I think, if performance is a strong requirement, they were better off with another programming language.
They measured that the app spends about half its time waiting for the database.
There seems to be a whole lot of things to do before thinking of changing basic plumbing.
I would imagine that even with Python, a fully asynchronous framework would be far better at requests-per-second than Django, but would require sacrificing features, since nothing async is yet at feature parity.
Just read the article...
(enjoyed the post, and I like your philosophy of using simple widely available tools; I'm hopeful that any changes you're able to provide back will have a kind of community-benefit flywheel effect)
My first instinct is that the number of requests seems really low, but I have no idea about the complexity of each request. To me that is kind of a crucial information to actually evaluate anything in the blog post.
I'd be curious to see if there is a meaningful gain from that approach, if anyone has done the transition before.
The number of requests still feels slow, and it isn't clear to me from the blog post whether that is DB limited or CPU limited on the application servers. Even with writes on each access Postgres should still be bored at that kind of load.
I think there must be some misconfiguration there. otherwise, the throughout should not be that low.
If possible, the author should setup a demo (contrived query, but similar to production scenario). From there, others can give valid suggestion or improve the code and configure.
[1]: https://www.techempower.com/benchmarks/#section=data-r20&hw=...
100/s is slow
But in this case the interpreter speed is largely irrelevant. This is a complex project and more than half the response time is spent waiting for the database (which is C++, not that it matters either)

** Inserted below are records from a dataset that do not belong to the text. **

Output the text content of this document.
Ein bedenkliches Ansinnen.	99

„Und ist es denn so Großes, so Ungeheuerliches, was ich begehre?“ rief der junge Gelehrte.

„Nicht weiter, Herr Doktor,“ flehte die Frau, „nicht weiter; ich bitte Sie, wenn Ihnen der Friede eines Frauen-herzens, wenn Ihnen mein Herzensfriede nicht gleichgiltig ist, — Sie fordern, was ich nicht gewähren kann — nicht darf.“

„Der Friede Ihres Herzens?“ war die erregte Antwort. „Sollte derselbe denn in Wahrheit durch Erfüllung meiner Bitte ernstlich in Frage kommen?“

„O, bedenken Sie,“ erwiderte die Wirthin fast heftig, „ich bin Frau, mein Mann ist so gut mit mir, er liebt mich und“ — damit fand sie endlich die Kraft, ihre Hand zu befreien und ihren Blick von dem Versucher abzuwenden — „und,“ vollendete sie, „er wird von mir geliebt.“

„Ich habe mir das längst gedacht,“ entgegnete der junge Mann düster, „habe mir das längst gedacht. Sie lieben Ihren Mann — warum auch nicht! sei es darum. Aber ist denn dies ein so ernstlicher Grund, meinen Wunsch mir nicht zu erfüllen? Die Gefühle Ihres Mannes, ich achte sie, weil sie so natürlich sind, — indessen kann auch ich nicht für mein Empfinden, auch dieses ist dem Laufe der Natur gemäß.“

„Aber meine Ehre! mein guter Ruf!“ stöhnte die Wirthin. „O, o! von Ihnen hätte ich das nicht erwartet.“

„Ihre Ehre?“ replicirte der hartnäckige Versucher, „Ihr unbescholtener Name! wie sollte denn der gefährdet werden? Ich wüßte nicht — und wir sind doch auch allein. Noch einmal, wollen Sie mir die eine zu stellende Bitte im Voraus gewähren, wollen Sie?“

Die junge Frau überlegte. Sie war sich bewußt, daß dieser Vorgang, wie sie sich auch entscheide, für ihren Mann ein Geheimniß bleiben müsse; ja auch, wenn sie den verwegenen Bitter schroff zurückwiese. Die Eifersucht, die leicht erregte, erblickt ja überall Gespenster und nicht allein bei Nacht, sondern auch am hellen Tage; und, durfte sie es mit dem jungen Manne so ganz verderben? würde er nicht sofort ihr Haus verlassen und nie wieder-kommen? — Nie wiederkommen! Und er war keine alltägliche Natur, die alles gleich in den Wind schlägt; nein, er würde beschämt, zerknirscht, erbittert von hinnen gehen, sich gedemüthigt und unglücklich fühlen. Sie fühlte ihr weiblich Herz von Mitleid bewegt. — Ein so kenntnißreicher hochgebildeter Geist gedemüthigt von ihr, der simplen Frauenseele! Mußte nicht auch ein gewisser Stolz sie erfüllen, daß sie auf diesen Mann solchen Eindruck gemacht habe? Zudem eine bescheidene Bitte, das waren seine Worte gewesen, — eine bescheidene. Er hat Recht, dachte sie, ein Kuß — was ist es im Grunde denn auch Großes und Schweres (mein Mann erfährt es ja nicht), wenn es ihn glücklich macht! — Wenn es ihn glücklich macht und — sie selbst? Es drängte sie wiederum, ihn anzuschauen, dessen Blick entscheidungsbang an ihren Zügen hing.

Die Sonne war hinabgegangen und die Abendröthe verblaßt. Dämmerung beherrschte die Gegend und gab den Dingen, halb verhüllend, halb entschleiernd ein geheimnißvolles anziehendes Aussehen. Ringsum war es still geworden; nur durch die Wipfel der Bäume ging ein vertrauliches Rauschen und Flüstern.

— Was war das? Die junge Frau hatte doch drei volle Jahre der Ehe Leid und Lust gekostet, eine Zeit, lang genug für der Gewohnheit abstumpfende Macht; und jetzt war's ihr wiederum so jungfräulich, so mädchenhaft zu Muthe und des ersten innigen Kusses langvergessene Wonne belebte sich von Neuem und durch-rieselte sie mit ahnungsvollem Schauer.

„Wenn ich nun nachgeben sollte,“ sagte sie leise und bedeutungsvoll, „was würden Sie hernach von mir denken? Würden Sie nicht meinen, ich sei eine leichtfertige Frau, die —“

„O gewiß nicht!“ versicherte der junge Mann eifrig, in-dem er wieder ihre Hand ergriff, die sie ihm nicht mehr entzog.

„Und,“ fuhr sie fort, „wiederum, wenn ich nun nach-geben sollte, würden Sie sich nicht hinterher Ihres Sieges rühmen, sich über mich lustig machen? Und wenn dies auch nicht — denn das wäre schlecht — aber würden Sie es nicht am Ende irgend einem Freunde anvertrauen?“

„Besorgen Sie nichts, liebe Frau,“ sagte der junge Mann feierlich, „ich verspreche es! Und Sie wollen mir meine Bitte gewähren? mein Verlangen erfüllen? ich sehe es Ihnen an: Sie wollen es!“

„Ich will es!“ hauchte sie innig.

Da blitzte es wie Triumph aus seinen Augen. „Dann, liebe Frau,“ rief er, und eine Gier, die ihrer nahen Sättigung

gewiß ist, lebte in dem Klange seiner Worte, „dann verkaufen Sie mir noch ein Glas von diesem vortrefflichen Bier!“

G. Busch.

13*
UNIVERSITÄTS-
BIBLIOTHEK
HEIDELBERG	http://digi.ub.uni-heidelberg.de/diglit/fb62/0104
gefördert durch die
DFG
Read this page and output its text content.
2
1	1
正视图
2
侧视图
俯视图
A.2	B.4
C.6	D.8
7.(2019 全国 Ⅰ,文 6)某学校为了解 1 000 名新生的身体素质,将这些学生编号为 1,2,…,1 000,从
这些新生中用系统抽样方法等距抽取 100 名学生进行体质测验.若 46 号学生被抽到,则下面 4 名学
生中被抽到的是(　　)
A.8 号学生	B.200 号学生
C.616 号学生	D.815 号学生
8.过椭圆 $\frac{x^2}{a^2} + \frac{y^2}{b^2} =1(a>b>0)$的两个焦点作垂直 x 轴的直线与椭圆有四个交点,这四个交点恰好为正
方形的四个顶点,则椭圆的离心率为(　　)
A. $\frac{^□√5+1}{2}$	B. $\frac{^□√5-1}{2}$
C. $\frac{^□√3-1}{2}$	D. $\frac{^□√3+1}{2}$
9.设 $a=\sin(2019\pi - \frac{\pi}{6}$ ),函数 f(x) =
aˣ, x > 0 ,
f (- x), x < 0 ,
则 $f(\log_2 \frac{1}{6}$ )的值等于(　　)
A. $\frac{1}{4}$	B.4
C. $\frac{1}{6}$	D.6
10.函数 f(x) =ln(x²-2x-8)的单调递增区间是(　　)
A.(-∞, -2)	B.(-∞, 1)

We got some better performance for an internal service than Gunicorn after trying different gunicorn configurations to improve the performance of our workloads. We now mostly run (read depend) one instance of that service instead of 3 like we used to before.
[1] https://arunrocks.com/a-guide-to-asgi-in-django-30-and-its-p...
I’d be curious to hear more about this. Was is just degraded performance or something else?
Generally we've found that having basic control over the hosting infrastructure is important. We still depend on Azure's LB's and other infra for keeping things available, but having the actual instances our code are running on accessible makes a lot of things easier.
less than $100/mo buys you an absolute beast of a VPS at some hosting provider that could alone handle way more than that.